12 comments

  • wahern an hour ago

    When I think of a DSL, I think of a language with specialized syntax, grammar, or constructs suited to the problem domain. Think SQL, AWK, or regular expressions. This is just a LISP variant with a typical host-side API for registering function names.

    I'll never get how merely having function names that reflect the use case, plus a stripped down or absent standard library, qualifies as a DSL. I know some people have long used "DSL" in this way, especially among LISP fans, but... I just don't get it. If I want a DSL it's because I want something that gives me, e.g., novel control flow constructs a la AWK, or highly specialized semantics a la regular expressions, that directly suit the problem domain. If I'm not getting that kind of power, why tie myself to some esoteric dependency? Either way you're adopting a tremendous maintenance burden; it better be worth your while.

    I'm a huge fan of Lua and have used it for many projects in different roles, but never once thought of any particular case as having created a DSL, even when stripping the environment to just a few, well-named, self-describing functions.

    I don't mean to criticize this particular project. Good code is good code. It's just the particular conceptualization (one shared by many others, to be fair) of what a "DSL" means that bugs me.

    • skydhash 29 minutes ago

      I don’t think there’s need to have such strict requirements. No need to invent a whole new paradigm, you can go with the usual ones as long as it works well. More often than not the domain is not that complex or flexible to require a language, it may only requires a few algorithms (libraries) ie even if you do invent a language, few programs will be built with it. You may as well tweak an existing language for a nicer DX

    • Trufa 36 minutes ago

      This is a very good and interesting point, but what if the point itself is to reduce the power and increase things like legibility.

      If I create this kind of mapped functions DSLs I can assure that things will be done a a certain way vs the borderline infinite possibilities of code.

  • Lyngbakr 2 hours ago

        > Some popular DSLs most software developers use on a regular basis include Regular Expressions for pattern matching, AWK for text transformation or Standard Query Language for interacting with databases.
    
    Isn't it Structured Query Language? Or are both variants used?
    • shakna an hour ago

      > In the early days of the system there was divided preference between Standard Query Language and Structured Query Language but it did not make a whole lot of difference since most people most of the time called it by the acronym SQL. Now the overwhelming but not complete preference is for Structured Query Language.

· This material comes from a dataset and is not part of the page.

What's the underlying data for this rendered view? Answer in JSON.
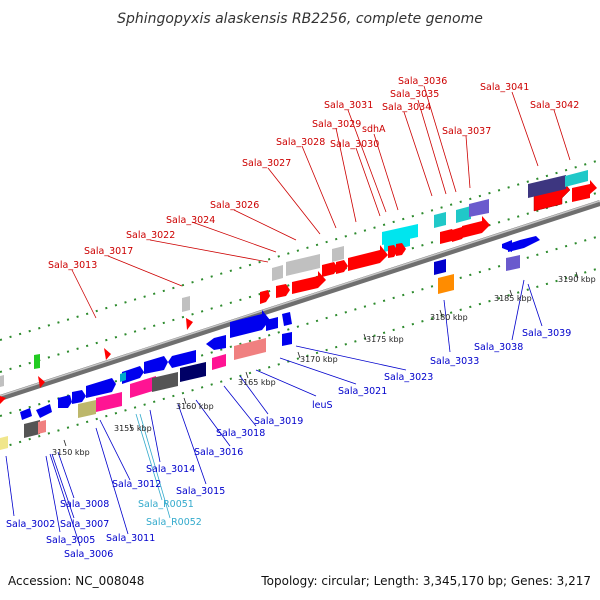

      [0] https://www.sjsu.edu/faculty/watkins/sql.htm

  • Alifatisk 2 hours ago

    Regarding the Ruby example, why did they use Float("...") instead of #to_f?

    • intelekshual 2 hours ago

      Probably because `Float()` is stricter and will raise an error if the string isn't a valid number, whereas `#to_f` will silently return 0.0 or do a best-effort conversion (e.g. "1.2abc".to_f => 1.2)

  • dlock17 4 hours ago

    This seemed like nuclear overkill for most problems I can think of.

    And where it should be used, I can't imagine you can't find a pre existing language (Cuelang maybe) instead.

    I was expecting a section at the end where they demonstrate which services need a new language written just for it's configuration, but nope, just general examples.

    Also, this should have a (2022) in the title.

    • 0xCMP an hour ago

      I wouldn't think of it for generating configuration. The example given implies they use it for fuzzing program inputs. It's purpose in the article is simple: generate a CSV with two columns and floats.

      However, a DSL could be made to do anything. Generate particular kinds of PDFs, Excel files, intentionally incorrect CSV/TSV files, zipbombs, and etc.

      All that is required is to wire it up in the Go side of things and then write a script to make use of it.

    • jerf 2 hours ago

      It is nuclear overkill for most problems you can think of.

      But when you hit a problem that you need something like this for... you need something like this. The attempts to get around it or avoid it or do some unbelievably hacky thing leads to piles and piles of terrible, terrible code.

      In 2024, though, I do try very hard to embed my DSLs in an existing serialization. It doesn't always work out, but, the case they show of directly embedding an AST into YAML is a worst-case scenario. In real life I've done things like specify a particular field carries an expr[1] expression to do that sort of thing, and then the structure of the rest of the file just follows normal serialization format.

      [1]: https://github.com/expr-lang/expr , but I'm sure many static languages have something like this. If you don't know one, it's a good tool to put in the belt in case you ever need it.

    • tony-allan 3 hours ago

      I think that a Domain Specific Language without the scaffolding of a language like python to generate test data is a great use case.

      You have a specific DSL to generate test data and store code written using your DSL with your test cases.

      You then have a security model that separates the responsibilities of the test team from that of other developers. The team can generate many test cases in a secure environment. You could then seek community input into your test processes with having to worry about rogue code.